The politicians’ touch leaves no heart and soul

Senior leadership
At Westminster, the focus is on public examinations, the curriculum and school structures, says Marion Gibbs, with little room for anything else and certainly no heart and soul.

There is something different about the Christmas holiday – the pressure is not the same as at other times of the year, or certainly not for me as a head. The Easter break is swiftly followed by public examinations; the summer holiday is overshadowed by the public examination results and all that they lead to; but Christmas and new year provide more than a week when the school is actually closed.

Miraculously, parents seem to cease to email as well and it is just possible to have some proper rest and uninterrupted time for reflection. With that, in my case, comes a surfeit of chocolate and similar over-indulgence, tempered with long walks in the country and lots of time with friends. 

For a brief period even the media stopped focusing on education, but then the history debate erupted after a certain appearance on a radio programme. Everyone is an expert on education and anyone’s experience of a single school is almost invariably translated into a view on education in hundreds of other, purportedly similar, schools.

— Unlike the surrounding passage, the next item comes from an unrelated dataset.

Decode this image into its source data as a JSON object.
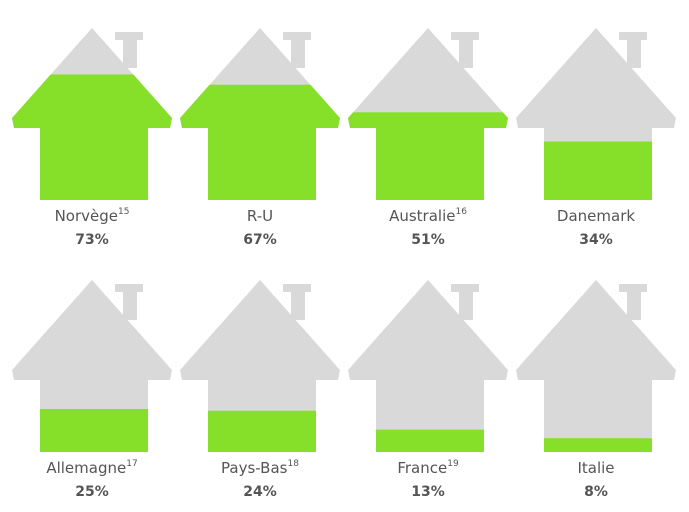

Now that we are back at school we are facing a new sort of spring term. We have, for the first time in a number of years, no students taking AS or A2 examination modules this term (although very few early A2 modules have ever been taken here). It will be interesting to watch the effects of this.

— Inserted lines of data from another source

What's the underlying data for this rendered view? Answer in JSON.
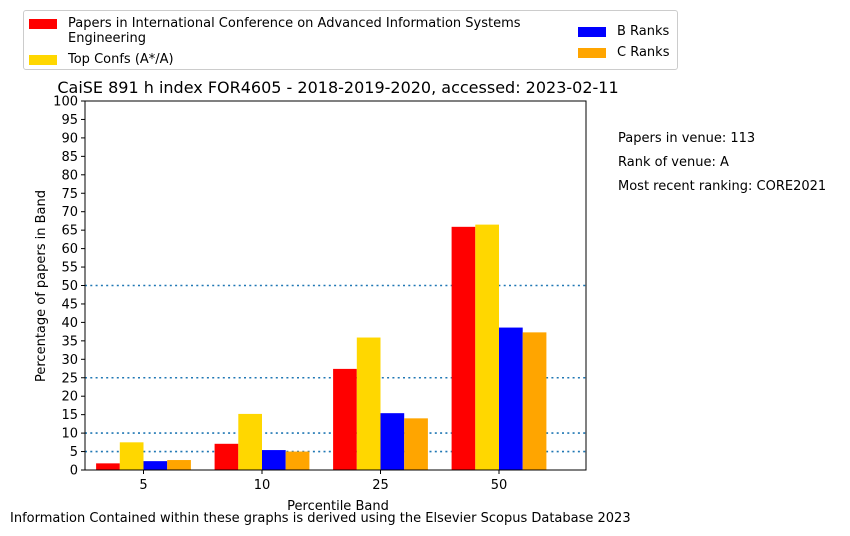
{
  "chart_data": {
    "type": "bar",
    "title": "CaiSE 891 h index FOR4605 - 2018-2019-2020, accessed: 2023-02-11",
    "xlabel": "Percentile Band",
    "ylabel": "Percentage of papers in Band",
    "categories": [
      "5",
      "10",
      "25",
      "50"
    ],
    "ylim": [
      0,
      100
    ],
    "yticks": [
      "0",
      "5",
      "10",
      "15",
      "20",
      "25",
      "30",
      "35",
      "40",
      "45",
      "50",
      "55",
      "60",
      "65",
      "70",
      "75",
      "80",
      "85",
      "90",
      "95",
      "100"
    ],
    "reference_lines": [
      5,
      10,
      25,
      50
    ],
    "reference_line_color": "#1f77b4",
    "series": [
      {
        "name": "Papers in International Conference on Advanced Information Systems Engineering",
        "color": "#ff0000",
        "values": [
          1.8,
          7.1,
          27.4,
          65.9
        ]
      },
      {
        "name": "Top Confs (A*/A)",
        "color": "#ffd700",
        "values": [
          7.5,
          15.2,
          35.9,
          66.5
        ]
      },
      {
        "name": "B Ranks",
        "color": "#0000ff",
        "values": [
          2.4,
          5.4,
          15.4,
          38.6
        ]
      },
      {
        "name": "C Ranks",
        "color": "#ffa500",
        "values": [
          2.7,
          5.0,
          14.0,
          37.3
        ]
      }
    ],
    "legend": {
      "placement": "top",
      "labels": {
        "red": "Papers in International Conference on Advanced Information Systems Engineering",
        "yellow": "Top Confs (A*/A)",
        "blue": "B Ranks",
        "orange": "C Ranks"
      }
    }
  },
  "notes": {
    "papers": "Papers in venue: 113",
    "rank": "Rank of venue: A",
    "recent": "Most recent ranking: CORE2021"
  },
  "footer": "Information Contained within these graphs is derived using the Elsevier Scopus Database 2023"
}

Too often in the past, those taking any AS re-sit or early A2 module used this as a pretext to miss other lessons or not complete work in other subjects – sometimes through genuine pressure and examination stress, in other cases it was just an excuse. 

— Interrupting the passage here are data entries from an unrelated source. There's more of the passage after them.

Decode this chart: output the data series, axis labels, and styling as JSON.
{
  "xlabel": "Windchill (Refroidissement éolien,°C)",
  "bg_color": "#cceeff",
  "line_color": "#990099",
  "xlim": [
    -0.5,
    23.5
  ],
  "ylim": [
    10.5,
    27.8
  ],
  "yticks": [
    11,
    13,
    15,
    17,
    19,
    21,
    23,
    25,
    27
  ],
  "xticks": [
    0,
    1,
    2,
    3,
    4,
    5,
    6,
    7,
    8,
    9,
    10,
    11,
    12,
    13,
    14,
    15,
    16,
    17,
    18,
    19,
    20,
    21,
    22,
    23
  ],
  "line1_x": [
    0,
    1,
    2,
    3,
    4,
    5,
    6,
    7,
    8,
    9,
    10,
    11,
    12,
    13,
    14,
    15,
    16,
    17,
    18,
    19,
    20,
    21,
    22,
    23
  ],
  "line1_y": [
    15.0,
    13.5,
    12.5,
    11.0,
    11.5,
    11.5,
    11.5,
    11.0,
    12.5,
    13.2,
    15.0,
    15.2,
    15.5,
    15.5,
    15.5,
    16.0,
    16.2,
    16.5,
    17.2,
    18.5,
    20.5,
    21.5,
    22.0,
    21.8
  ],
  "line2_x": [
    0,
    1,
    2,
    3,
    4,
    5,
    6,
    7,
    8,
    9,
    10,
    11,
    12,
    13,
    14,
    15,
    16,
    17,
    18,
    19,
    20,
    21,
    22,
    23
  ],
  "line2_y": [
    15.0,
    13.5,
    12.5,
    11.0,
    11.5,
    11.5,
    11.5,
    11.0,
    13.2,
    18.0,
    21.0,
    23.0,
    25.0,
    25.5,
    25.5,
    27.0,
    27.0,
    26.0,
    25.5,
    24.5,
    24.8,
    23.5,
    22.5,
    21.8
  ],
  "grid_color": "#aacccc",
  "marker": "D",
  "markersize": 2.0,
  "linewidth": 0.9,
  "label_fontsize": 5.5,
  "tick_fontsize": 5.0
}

Interestingly, some students either gained the same marks in a re-sit module as they had done previously or they actually scored a lower mark. Re-sits were not a universal panacea. Students can, of course, still opt for re-sits in the summer term – whether these will be any more successful is an open question.

At our school we have not been in the habit of using the modular structure of GCSE for early entries but rather students sit their GCSE examinations together at the end of year 11. Soon, all schools will have to follow this pattern. The benefits and effects of this change are the subject of much debate. 

Interestingly, but not surprisingly, the reasons for the abolition of the modular structure do not mostly focus on the quality of education or of teaching and learning. Rather the changes seem to have been driven by a perception that schools have been “cheating” or “gaming”, on the grounds that endless re-sits will lead to good results in the end, rather than a desire for fuller understanding or better skills and knowledge. Without modules this term, there should be more time for uninterrupted learning and teaching, a chance to explore things in greater depth, and to think about how things fit together. Will this lead to better results? Only time will tell. 

Of course, examination results are certainly not the only things that matter – they are passports or staging posts, but unfortunately at the moment many young people who have such a passport are still unable to find employment. 

We have recently been told that this is because they lack resilience and a “can-do” attitude and that these are found in abundance among young people from some other countries. 

Possibly, the obsession of the past few years on “hoop-jumping” as part of school accountability has left little time or appetite for such things. Not to mention the fact that they are not precisely measurable so cannot themselves become part of any accountability framework. 

A great education debate may have been launched by our profession, but in the halls of power the focus remains on the shape of public examinations, the content of the curriculum and school structures, with little room for anything else – bones with no flesh and certainly no heart and soul.

  • Marion Gibbs is head of James Allen’s Girls’ School in south London.